Understanding the in vitro dose–response relationship is a crucial step for the applicability of biological dosimeters. It allows the use of the proposed methodology in real situations. At the background level, we obtained a value for LR of 5.8 ± 1.2, quite similar to the reported value of 5 [6]. Previously pooled LR data from subject samples [6] were used for fitting data based on cytophotometry studies that established a quite constant length for chromosomes 1 (longest) and 22 (shortest) among individuals at the background level i.e. not exposed to radiation [11]. However, this was performed after normalization of the length by linear regression of the measured DNA content of chromosomes 2, 3 and 4 against the expected normalized DNA content and could be different for direct measurements without normalization [11]. Gotoh and Tanno [6] used the direct measurement of the chromosome pieces and assumed a nearly constant LR value at the background level without further consideration of individual data. Here we decided to combine the direct measurement of the chromosome pieces with the consideration of individual variability, and consequently we used the means of the three donors with their standard deviations for fitting a dose–response curve. The best fit was obtained with the lineal model. Several useful mathematical models (i.e. square root, power and exponential rise to maximum) have previously been fitted to the LR data after low-LET radiation with an acceptable goodness-of-fit [6]. The reason for the apparent contradiction between the linear model obtained here and these reported models is, presumably, the dose interval used. The LR data show apparent saturation after doses > 20 Gy according to the graphic information presented in previous reports [6, 7]. According to the same graphic information, the LR data increase, presumably linearly, with doses up to 20 Gy.

The possibility of establishing a dose–response relationship by automatic image capture and analysis of PCC spreads confirms the utility of this approach for high-dose biodosimetry.
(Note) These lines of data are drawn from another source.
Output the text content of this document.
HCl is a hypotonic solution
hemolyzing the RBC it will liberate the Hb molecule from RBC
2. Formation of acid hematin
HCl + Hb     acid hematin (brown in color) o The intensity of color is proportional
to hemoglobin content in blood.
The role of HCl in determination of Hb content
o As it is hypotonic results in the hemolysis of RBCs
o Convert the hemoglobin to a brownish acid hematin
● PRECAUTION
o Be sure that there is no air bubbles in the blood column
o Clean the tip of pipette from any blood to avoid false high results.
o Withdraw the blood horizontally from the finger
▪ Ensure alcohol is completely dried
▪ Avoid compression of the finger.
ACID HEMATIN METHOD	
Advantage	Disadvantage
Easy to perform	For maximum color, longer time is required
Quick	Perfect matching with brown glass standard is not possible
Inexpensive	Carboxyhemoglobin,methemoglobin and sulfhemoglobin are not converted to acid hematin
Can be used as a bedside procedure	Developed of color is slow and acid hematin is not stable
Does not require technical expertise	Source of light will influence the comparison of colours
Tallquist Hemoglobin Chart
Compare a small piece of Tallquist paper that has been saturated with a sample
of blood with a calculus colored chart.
This procedure increases the potential use of the PCC method for triage in case of massive radiation causalities and should be considered by the biodosimetric community as a promising tool with which to complement the dicentric assay.

FUNDING

This work was supported by a grant from the International Atomic Energy Agency (CUB/10010) awarded to I.R from Project RLA/9074. Funding to pay the Open Access publication charges for this article was provided by IRSN (Fontenay-aux-Roses, France).